274.Section 110 sets out the enforcement powers that the CC will have. It gives the CC a power to impose monetary penalties where it considers that a person has, without reasonable excuse, failed to comply with a notice. This power replaces the current contempt sanction in section 85(7)–(8) FTA 1973: the existing provision gives the CC the power to apply to a court for a finding that a defaulter has failed without a reasonable excuse to comply with a notice; if the court does make such a finding, it can punish the defaulter as though he or she had been guilty of contempt of court.

275.The section retains a similar criminal offence to that in section 85(6) FTA 1973 for circumstances where a person intentionally alters, suppresses or destroys documents that he or she has been required to produce.

276.Subsection (9) provides that the CC should have regard to a statement of policy (see section 116) in deciding how to make use of the available powers.

277.Sections 111–116 set out how the power to impose a monetary penalty will operate. The CC will have discretion about whether to impose a fixed penalty or a daily rate penalty, or both. A daily rate penalty, once set, will accumulate for a period until: the requested information is provided, or the date of publication or handing over of the CC’s report on the reference or, where no report is published or handed over, the latest date on which the report could have been published or handed over. The Commission may determine an earlier date at its discretion.

278.The Secretary of State will determine by order the maximum fixed and daily rate penalties that the CC will be able to impose up to the maximum of £30,000 and £15,000 respectively set out in section 111(7). Before setting or altering the maximum penalties, the Secretary of State must consult the CC and such other persons as she considers appropriate. In each case, the actual level of penalty shall be an amount that the CC considers appropriate in all the circumstances of the case. Receipts from the exercise of the power will be paid into the Consolidated Fund.

279.Parties will have a right of appeal to the CAT against decisions to impose monetary penalties allowing for a full reconsideration of the matter. A party may appeal where it is aggrieved by the imposition of the penalty, the amount of the penalty, or the date by which the penalty is required to be paid. The requirement to pay a penalty is suspended until the case is determined. The CAT may cancel or reduce (not increase) the penalty or amend the date or dates by which penalties have to be paid.

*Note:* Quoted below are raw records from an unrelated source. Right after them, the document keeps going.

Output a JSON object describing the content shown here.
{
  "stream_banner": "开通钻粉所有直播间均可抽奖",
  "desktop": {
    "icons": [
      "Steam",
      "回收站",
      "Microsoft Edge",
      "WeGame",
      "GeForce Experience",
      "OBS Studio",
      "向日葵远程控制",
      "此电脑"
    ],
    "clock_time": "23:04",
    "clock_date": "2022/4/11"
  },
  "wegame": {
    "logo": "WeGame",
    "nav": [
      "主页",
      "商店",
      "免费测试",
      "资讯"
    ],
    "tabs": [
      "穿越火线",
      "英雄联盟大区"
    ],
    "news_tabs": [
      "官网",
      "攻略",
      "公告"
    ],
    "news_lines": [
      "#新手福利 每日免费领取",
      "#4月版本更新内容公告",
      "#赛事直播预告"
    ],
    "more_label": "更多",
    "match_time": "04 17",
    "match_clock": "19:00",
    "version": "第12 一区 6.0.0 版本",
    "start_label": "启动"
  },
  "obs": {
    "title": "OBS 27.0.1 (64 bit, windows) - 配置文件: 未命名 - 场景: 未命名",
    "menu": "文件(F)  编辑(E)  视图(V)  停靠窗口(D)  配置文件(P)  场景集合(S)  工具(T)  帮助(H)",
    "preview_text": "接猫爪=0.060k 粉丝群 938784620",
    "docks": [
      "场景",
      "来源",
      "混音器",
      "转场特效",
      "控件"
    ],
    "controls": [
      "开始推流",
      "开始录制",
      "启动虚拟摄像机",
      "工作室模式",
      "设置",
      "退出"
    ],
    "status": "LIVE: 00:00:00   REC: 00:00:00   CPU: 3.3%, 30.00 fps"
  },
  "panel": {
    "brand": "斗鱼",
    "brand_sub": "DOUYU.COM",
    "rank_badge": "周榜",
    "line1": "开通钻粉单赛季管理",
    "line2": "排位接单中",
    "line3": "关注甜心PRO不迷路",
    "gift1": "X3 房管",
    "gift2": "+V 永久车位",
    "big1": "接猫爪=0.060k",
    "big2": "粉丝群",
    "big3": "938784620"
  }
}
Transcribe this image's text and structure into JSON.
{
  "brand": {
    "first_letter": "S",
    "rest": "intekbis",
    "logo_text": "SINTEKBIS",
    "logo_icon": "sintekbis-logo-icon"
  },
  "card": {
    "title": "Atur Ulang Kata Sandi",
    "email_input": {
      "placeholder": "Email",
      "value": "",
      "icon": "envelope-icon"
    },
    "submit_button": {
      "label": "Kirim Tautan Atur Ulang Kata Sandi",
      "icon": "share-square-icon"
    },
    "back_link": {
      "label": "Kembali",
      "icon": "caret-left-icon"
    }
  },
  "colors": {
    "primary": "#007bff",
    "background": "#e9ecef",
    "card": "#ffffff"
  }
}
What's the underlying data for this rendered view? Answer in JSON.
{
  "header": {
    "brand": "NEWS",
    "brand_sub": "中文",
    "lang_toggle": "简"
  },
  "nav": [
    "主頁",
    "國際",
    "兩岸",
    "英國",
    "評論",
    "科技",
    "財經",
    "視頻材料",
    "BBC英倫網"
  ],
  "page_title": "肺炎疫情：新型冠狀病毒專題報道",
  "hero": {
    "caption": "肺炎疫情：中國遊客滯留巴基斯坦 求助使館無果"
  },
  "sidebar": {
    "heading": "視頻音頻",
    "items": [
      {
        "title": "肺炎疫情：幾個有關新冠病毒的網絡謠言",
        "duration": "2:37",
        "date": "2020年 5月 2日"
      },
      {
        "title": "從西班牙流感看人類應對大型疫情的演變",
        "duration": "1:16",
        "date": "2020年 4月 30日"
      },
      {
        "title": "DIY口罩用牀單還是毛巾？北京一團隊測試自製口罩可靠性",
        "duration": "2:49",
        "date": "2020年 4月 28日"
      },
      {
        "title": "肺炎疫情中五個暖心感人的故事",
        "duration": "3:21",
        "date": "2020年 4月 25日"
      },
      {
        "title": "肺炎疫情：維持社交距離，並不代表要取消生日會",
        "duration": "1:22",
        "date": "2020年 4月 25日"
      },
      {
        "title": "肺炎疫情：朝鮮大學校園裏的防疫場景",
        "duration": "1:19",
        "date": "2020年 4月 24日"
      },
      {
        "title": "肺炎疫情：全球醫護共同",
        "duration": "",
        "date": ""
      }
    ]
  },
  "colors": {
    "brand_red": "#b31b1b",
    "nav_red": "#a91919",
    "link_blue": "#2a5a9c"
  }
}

280.Section 116 requires the CC to consult on and then to publish a statement of policy in relation to the enforcement of notices under section 109. It will include the considerations that will be relevant to determining the nature and amount of any monetary penalty. These considerations will be for the CC to identify, but it is envisaged that they could include:

  • the nature and gravity of the omission;

  • the size and financial resources of the defaulter;

  • the size of penalty that will encourage the party to co-operate;

  • the scale of costs and other disbenefits that will be incurred by the CC if an inquiry has to be extended to take account of information provided late.

281.Section 117 retains the existing section 93B FTA 1973 offence for the circumstances where a person supplies false or misleading information to the CC, the OFT or the Secretary of State. The penalty for this offence is imprisonment or a fine or both.